Donkey Kong Tropical Freeze Review
Craig takes hold of our Donkey Kong Tropical Freeze Review and goes ape …
While it seems that the start of 2018 is drowning the Switch in Wii U ports, this isn’t necessarily a bad thing, as Donkey Kong Tropical Freeze would confirm.
What started with ports of Mario Kart 8 and both Bayonettas among others; the Switch’s library booster from the games that failed to make a dent when on the Wii U has seen them find a new audience and perhaps, in Donkey Kong Tropical Freeze, we finally have the best of the bunch.
While Mario has taken the 2D platformer attention away from Donkey Kong, there’s no doubting the fact that the tie-wearing monkey’s games are undoubtedly top-notch and Tropical Freeze is no different.
Starting out with an army of ice wielding penguins marching onto Donkey Kong’s home turf, Tropical Freeze combines the warm nature of a tropical island and douses it with an icy presence throughout most of the levels. Creating a game that’s palette lends from both ends of the weather spectrum to create some truly unique looking and interesting designs, topped off with a wonderful graphical style that lends itself well. Having not played the original on the Wii U, it’s difficult to identify areas of improvement from that version, however, the Switch handles Donkey Kong Tropical Freeze superbly well, so much so that I never once encountered any type of technical issue whilst playing in either TV or handheld mode.
Upon its release in 2014, Donkey Kong Tropical Freeze received a reputation for being notoriously difficult in places, a fact that is still relevant today, with one major change. The addition of Funky Kong as a character means that you can play even if you’re not great at platformers. You can use his surfboard to easily traverse enemies, gaps and spikes, allowing you to get through the game with relative ease whilst being the coolest Kong as them all. The only caveat to all of this is that you can’t switch mid-game. So, if you’ve started the game as Donkey Kong, you must finish as the main monkey himself – you’ve got to commit to your Kong right from the get-go.

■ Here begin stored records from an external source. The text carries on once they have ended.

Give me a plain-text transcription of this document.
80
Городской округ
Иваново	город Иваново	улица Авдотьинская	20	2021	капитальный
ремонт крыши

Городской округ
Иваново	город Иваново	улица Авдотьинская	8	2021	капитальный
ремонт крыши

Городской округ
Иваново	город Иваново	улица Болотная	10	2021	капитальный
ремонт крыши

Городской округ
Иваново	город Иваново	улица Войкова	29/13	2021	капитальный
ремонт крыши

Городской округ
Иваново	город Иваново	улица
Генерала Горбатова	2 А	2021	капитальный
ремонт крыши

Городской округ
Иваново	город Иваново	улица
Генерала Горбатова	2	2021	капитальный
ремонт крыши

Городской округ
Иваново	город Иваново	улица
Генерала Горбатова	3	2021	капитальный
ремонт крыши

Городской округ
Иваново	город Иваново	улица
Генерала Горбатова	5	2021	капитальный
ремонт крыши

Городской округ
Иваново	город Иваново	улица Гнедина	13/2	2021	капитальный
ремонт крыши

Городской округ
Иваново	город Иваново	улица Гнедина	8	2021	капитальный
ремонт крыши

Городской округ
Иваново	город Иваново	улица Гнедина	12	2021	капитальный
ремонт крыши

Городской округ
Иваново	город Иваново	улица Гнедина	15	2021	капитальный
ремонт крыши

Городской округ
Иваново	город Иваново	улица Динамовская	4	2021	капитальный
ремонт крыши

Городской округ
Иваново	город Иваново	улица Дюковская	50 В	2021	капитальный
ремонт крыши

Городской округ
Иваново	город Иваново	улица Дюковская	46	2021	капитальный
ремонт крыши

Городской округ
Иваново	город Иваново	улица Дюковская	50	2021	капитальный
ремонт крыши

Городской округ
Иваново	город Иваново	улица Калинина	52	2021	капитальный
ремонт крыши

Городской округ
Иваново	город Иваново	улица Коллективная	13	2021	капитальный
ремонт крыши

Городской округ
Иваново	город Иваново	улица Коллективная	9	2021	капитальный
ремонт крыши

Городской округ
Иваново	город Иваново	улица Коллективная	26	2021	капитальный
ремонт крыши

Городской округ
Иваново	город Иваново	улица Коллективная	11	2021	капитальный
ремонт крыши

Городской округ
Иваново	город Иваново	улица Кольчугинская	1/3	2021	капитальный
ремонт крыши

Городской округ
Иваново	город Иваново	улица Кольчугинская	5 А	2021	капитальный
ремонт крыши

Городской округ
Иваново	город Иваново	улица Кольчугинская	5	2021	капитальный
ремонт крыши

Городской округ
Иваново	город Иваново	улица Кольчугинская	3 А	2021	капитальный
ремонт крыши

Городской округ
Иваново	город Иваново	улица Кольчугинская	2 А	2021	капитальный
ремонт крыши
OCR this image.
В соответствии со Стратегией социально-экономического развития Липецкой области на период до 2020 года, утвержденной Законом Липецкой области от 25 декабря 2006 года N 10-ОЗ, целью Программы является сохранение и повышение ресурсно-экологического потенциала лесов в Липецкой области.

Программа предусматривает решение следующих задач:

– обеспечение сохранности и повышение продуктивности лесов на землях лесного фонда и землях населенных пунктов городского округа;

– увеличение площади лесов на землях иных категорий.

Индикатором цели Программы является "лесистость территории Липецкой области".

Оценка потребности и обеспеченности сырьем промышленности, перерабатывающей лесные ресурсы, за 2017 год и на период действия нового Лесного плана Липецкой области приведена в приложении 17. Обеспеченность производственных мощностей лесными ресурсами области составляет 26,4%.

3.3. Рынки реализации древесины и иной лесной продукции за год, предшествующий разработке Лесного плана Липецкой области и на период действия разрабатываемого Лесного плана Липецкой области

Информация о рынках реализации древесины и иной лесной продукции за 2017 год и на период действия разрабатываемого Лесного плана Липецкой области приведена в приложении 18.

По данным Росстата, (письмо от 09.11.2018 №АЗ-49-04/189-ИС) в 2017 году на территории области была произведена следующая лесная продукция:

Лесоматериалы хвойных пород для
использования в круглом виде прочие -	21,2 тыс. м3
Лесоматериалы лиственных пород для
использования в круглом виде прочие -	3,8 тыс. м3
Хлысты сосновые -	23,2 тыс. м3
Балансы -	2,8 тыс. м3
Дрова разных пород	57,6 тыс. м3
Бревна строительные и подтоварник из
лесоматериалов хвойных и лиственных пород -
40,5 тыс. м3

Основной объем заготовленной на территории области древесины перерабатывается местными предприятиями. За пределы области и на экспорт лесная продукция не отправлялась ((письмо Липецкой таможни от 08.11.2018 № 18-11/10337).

As you play, you’ll have the usual assortment of Donkey Kong’s moves, from pounding the ground to a rather heavy-feeling jump to vine grabbing and also everyone’s favourite: rhino riding.
You’ll also be able to team up with other Kongs throughout your adventure, with them giving you not just extra health but also added abilities. Dixie Kong can grant you a generous float to your jump, Diddy Kong provides a double jump, while Cranky Kong can let you pogo stick your way to the end of the level. You can choose which Kong you’d like to smash out of the barrel and you’ll pick a different one depending on the section you’re facing. There were many examples where I found myself dying, being taken back to the area where I had to choose a companion and then choose the one which most suited that section; allowing me to traverse it in a better way.
It’s possible to clear any part of a level with any companion or on your own but for an area that’s filled with spikes, Cranky Kong would be the way to go as his pogo stick means you’re unaffected by them, while Diddy Kong or Dixie Kong might be better to traverse jumps with a perilous gap in between them.
After you’ve taken the time to beat all of the game’s stages – which is likely to take between 10 to 15 hours – you’ll find a plethora of collectables to go back and collect which can take your total playtime up to anywhere between 20 and 30 hours. It’s stage design also means that it’s perfect for taking on the go, a stage or two between waiting for buses or trains can easily be achieved.
Donkey Kong Tropical Freeze Review Conclusion
Donkey Kong Tropical Freeze is one of the premiere platformers that’s released in the past decade and it’s move to Switch is a welcome one. Despite a higher than normal difficulty level, it excels in most areas to present a game that currently stands as one of the best on the Switch.